Expansion into Europe continued in April 2019 with the acquisition of licensed cannabis producer Cáñamo y Fibras Naturales, S.L. which is based in Spain. By that time, the Company already owned a licensed production site in Odense, Denmark, as well as the Storz and Bickel facility in Tuttlingen, Germany.

A tentative expansion step into the US market was also made in April 2019. The company concluded a deal to pay US$300-million for the right to buy cannabis company Acreage Holdings Inc. a company located in British Columbia but with a diverse portfolio of cannabis cultivation, processing and dispensing operations in the US. No actual purchase was made, but the agreement states that Canopy will buy 100% of Acreage shares for US$3.4 billion if the American federal government legalizes cannabis. In an interview with The Canadian Press, Vivien Azer, senior research analyst with Cowen, said that Acreage was a suitable acquisition target because it had the greatest market penetration in the U.S. and believed that the deal would "likely prove helpful in pushing for a change in U.S. laws surrounding cannabis".

===Hiku Brands===
Hiku was a recreational and medical cannabis company based in Toronto, Ontario and Kelowna, British Columbia which was acquired by Canopy Growth Corp. on July 10, 2018. Hiku's subsidiaries included Tokyo Smoke, DOJA, Van der Pop and Maïtri.

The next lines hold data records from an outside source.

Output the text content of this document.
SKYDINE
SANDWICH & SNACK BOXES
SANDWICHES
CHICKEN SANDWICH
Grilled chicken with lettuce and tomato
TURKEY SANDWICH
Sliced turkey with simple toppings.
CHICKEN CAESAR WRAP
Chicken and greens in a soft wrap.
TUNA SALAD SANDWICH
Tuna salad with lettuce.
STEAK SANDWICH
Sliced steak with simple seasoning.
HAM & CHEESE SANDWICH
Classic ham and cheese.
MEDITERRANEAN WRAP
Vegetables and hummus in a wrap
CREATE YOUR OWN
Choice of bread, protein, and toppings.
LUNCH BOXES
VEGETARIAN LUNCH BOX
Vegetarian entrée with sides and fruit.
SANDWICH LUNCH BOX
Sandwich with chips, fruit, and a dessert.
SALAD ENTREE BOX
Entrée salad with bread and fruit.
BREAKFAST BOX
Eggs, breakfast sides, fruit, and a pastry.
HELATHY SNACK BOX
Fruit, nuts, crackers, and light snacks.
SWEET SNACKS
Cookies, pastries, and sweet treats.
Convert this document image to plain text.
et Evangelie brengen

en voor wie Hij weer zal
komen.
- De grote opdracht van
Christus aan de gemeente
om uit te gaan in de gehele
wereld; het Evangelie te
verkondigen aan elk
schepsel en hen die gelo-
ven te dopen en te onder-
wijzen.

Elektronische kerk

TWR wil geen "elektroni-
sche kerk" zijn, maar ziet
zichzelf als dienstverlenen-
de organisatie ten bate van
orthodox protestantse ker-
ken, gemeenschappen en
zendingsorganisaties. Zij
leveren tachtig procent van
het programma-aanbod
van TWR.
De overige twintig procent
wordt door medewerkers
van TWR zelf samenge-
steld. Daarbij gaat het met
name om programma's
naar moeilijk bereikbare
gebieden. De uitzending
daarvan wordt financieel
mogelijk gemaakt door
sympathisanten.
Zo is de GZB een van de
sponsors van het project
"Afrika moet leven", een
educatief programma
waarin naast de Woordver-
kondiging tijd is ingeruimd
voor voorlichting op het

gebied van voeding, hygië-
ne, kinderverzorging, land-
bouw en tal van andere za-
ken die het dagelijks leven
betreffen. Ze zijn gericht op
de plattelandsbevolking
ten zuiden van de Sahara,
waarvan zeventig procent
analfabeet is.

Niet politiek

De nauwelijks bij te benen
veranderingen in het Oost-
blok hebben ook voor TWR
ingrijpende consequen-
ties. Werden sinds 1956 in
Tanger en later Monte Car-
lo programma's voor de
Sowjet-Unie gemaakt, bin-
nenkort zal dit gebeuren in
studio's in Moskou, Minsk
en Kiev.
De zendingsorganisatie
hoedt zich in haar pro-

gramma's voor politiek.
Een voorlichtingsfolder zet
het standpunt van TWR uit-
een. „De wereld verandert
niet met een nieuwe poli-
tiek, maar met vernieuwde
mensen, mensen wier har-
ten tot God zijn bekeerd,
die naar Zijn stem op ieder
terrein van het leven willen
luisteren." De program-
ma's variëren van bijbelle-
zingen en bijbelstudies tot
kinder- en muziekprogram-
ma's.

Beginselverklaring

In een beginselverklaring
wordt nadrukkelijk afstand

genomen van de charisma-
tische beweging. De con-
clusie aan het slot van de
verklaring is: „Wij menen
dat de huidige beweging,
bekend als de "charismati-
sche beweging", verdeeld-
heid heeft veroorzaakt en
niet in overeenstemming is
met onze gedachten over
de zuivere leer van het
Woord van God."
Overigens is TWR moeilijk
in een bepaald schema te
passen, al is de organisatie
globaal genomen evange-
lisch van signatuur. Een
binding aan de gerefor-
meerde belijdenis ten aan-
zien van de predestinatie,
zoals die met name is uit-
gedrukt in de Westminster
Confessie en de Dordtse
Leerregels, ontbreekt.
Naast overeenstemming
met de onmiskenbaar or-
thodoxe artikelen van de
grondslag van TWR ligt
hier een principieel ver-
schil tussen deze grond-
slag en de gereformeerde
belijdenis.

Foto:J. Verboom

Hiku formed as a result of a merger between DOJA Cannabis Company and Tokyo Smoke in December 2017, and later through the additions of Maitri Group and TS Brandco Holdings. Hiku Brands officially became ‘Tokyo Smoke Brands’ in March 2019. On July 10, 2018, cannabis producer Canopy Growth Corp. announced the acquisition of Hiku Brands Ltd., including their portfolio brands consisting of licensed producer DOJA, women-focused Van der Pop, Quebec-based Maïtri and retail chain Tokyo Smoke.

===Edibles===
In November 2019, the company announced the release of retail edible cannabis products, including THC- and CBD-infused beverages and chocolates.